Oscar has raised more than $1 billion from investors enticed by its promise of a new tech-driven approach to health insurance. In August it raised $375 million from Google’s parent company, Alphabet, and said it would use the funds to bring its plans to more people, including in Medicare Advantage.
Read more: $3.2 billion health-insurance startup Oscar Health just revealed plans to offer a new kind of coverage in 2 cities
The competitive market for health insurers.
Aside from massive funding rounds, among all four startups, there’s one unifying factor: They all offer or plan to offer Medicare Advantage plans.
Both Oscar and Bright also have a presence on the individual exchanges set up by the Affordable Care Act. For 2019, 11.4 million people signed up for a plan on the exchanges nationally.
The market for Medicare Advantage plans is competitive. About a third of people on Medicare are enrolled in private Medicare Advantage health plans. People can typically choose to enroll in Traditional Medicare or Medicare Advantage plans when they turn 65. Either way, their health needs are largely funded by the US government.
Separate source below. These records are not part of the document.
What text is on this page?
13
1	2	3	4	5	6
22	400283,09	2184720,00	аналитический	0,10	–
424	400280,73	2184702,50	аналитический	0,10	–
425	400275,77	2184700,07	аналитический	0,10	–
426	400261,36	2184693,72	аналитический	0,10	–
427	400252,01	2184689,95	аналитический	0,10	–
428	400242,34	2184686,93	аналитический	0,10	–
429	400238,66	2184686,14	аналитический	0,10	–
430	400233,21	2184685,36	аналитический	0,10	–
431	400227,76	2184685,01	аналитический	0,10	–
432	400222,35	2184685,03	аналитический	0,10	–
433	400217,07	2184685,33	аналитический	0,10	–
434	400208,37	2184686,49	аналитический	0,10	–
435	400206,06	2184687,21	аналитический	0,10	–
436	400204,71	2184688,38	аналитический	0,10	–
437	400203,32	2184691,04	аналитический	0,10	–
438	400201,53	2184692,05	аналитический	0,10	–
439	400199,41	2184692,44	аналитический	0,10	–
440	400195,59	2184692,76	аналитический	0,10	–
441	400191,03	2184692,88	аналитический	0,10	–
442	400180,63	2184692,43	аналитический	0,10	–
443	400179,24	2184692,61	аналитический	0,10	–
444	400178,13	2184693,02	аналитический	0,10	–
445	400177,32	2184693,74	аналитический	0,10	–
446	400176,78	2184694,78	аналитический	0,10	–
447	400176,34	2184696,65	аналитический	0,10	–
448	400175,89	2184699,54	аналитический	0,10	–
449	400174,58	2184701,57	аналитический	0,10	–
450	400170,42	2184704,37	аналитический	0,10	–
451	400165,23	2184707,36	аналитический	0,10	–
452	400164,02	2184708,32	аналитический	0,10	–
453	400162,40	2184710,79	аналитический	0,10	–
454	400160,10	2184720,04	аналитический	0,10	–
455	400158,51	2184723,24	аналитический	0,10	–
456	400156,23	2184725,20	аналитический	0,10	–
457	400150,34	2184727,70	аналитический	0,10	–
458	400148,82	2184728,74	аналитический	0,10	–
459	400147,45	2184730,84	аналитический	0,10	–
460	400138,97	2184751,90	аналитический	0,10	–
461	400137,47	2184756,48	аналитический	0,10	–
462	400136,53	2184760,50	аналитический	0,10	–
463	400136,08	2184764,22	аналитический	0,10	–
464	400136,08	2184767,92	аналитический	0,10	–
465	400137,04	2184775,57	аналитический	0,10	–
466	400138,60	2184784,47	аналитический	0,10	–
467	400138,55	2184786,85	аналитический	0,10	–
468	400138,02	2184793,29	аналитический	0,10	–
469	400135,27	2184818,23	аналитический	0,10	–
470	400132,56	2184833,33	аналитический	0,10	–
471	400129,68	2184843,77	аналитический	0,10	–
As of last year, more than 20 million Americans were enrolled in Medicare Advantage plans. It’s a growing market that insurers from startups — including these four — are interested in getting a piece of, alongside entrenched rivals like Humana, UnitedHealth Group, and CVS Health are in.
It remains to be seen how sizeable of a presence these newer entrants can amass through expansions within existing states and how key geographic expansions will be to their strategies as well.